Some students reflected on their experience:
“I honestly thought that was the best panel we’ve ever done at BFS. The diversity of opinions that were present was really eye opening. I liked how there were disagreements and tensions, because that’s what happens in real life. There were different ideas given for the long term solution as well, like whether the establishment of education or the demilitarization of the police would be more effective. I think we need both. I also really appreciated how they brought all of these protests into context.”
“I thought yesterday’s afternoon of concern was amazingly wonderful. The day was one of the most interesting, mind-blowing and inspiring days I’ve had at this school. The wide array of opinions, people, questions, and responses all served to illuminate and enlighten.”
“I am very happy that the school considered our feelings and decided to sacrifice half of a school day to consider students’ feelings towards the tragedies occurring recently… Personally, I felt empowered after the meeting, renewed with a new sense of hope and happiness I had lost lately. I believe that I am able to change the world as a student and no longer helpless. Although I may be anxious and a little bit afraid, I am ready to sacrifice for any cause I commit to. This meeting was able to test my tolerance for other’s ideas. Although the police officers said things I didn’t agree with I remained respectful and made it my best interest to understand their perspective.”
“I feel that with all that’s occurring right now in society and recent/current events, both the collection on Wednesday and the Afternoon of Concern on Thursday were completely necessary. For people of color (who these instances directly affect), and for other human being that breathe air and have blood pumping through them, AWARENESS is key to safety and progress. For me personally, these situations take a toll on my psychological, physical, and spiritual health, and it pains me to know that so many lives are endangered and that I can die any day.”

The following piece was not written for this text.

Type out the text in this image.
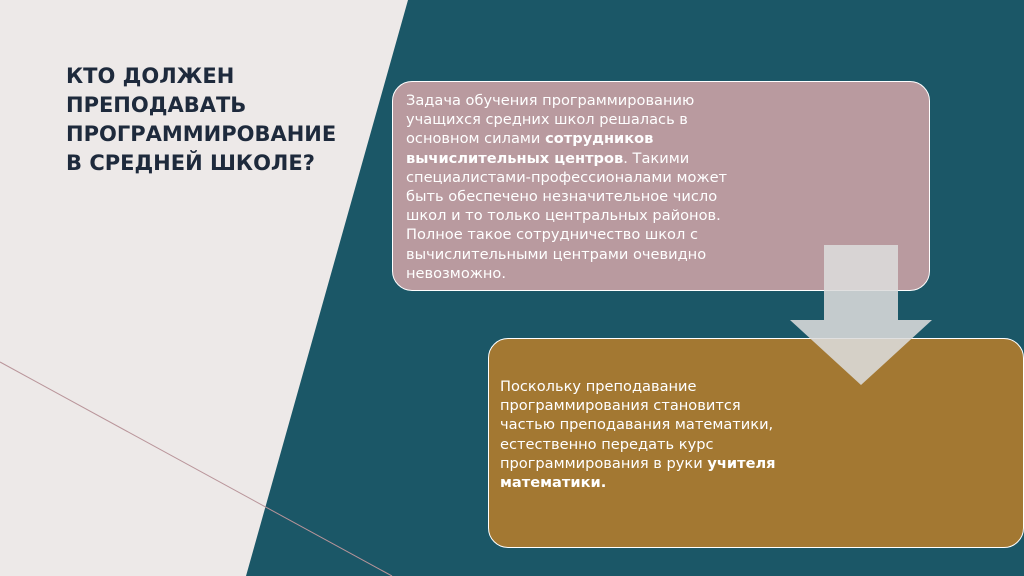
КТО ДОЛЖЕН ПРЕПОДАВАТЬ ПРОГРАММИРОВАНИЕ В СРЕДНЕЙ ШКОЛЕ?
Задача обучения программированию учащихся средних школ решалась в основном силами сотрудников вычислительных центров. Такими специалистами-профессионалами может быть обеспечено незначительное число школ и то только центральных районов. Полное такое сотрудничество школ с вычислительными центрами очевидно невозможно.
Поскольку преподавание программирования становится частью преподавания математики, естественно передать курс программирования в руки учителя математики.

“Not all police are bad. I’m glad the BFS community realized this because of yesterday”
“I believe that we should never give up because even if the climb is taking forever, we can get to the top of the mountain one step at a time. We should not give up because we don’t see immediate change because, as in anything else, like (for example) a basketball player, improvement takes practice and time. We should never feel hopeless because one day, if we work hard enough, we will be able to look back and feel proud of our work.”
“The panel was very diverse and that was the most important part, to have different opinions is what we needed.”

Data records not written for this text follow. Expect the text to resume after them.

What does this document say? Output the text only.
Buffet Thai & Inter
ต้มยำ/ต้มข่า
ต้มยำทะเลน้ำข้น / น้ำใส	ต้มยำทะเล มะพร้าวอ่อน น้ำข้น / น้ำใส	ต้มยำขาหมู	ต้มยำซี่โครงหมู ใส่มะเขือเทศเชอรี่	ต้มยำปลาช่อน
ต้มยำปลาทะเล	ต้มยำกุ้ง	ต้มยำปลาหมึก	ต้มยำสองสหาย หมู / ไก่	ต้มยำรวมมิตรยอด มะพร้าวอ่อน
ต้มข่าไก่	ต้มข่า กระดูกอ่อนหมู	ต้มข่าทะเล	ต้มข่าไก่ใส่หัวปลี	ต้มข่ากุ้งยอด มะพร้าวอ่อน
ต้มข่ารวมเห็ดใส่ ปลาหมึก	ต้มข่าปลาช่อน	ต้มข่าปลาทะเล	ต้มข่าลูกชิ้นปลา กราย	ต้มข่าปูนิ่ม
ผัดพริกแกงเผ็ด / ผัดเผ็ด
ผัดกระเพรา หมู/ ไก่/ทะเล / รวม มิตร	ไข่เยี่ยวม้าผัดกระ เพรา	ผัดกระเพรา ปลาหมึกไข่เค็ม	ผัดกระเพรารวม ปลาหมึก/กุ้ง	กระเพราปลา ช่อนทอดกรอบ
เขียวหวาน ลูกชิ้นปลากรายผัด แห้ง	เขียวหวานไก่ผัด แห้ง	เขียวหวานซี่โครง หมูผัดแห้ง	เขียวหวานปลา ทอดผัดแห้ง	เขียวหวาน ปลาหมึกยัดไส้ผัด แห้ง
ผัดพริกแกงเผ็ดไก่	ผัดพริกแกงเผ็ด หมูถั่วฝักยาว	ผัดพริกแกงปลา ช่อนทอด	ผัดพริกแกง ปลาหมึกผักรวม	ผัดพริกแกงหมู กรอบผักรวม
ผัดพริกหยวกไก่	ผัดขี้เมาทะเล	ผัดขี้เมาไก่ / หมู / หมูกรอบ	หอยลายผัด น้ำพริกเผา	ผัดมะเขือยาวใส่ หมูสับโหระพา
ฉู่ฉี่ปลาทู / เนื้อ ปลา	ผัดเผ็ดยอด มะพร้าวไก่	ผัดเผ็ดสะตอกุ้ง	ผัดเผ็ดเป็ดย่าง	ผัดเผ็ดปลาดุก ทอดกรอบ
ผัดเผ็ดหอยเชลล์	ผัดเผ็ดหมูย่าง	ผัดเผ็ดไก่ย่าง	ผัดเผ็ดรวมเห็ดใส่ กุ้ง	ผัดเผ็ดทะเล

“I am no longer as angry, but some things do have to change.”
“I thought yesterday’s collection was well planned, and I loved listening to the different opinions of the panel. I liked the diversity of the panel, and the different jobs that they had.”
“Life, liberty and the pursuit of happiness. What an abstract concept to try to register whilst existing in a world that has such a disregard for human life. Its difficult to swim in an ocean of reality while those around you so blissfully allow themselves to sink into a pool of oblivion. The thin line between realism and racism is smudged in a similar manner to the blood that’s smeared onto the hands of so many cops and sprawled onto inner city streets. Who are you to say that all men are created equally when I can confidently spit statistics proving that black lives don’t matter? How are we here? How can you buoyantly defend the system that is dauntlessly slaying those closest to us? Who are you to tell me white supremacy is a delusion while you feel no pain nor strive to posses sympathy. A cold-hearted disconnect between the fallen “statistics and headlines” you see on your tv and the murdered sons and brothers still living in the hearts of their families. Paralyzing dehumanization and justification, the symptoms of a disease called privilege. America, a country raised on racism, simply incapable of ejecting the overbearing sin. A society taught that all problems are strictly black and white and in turn is terrified of color.”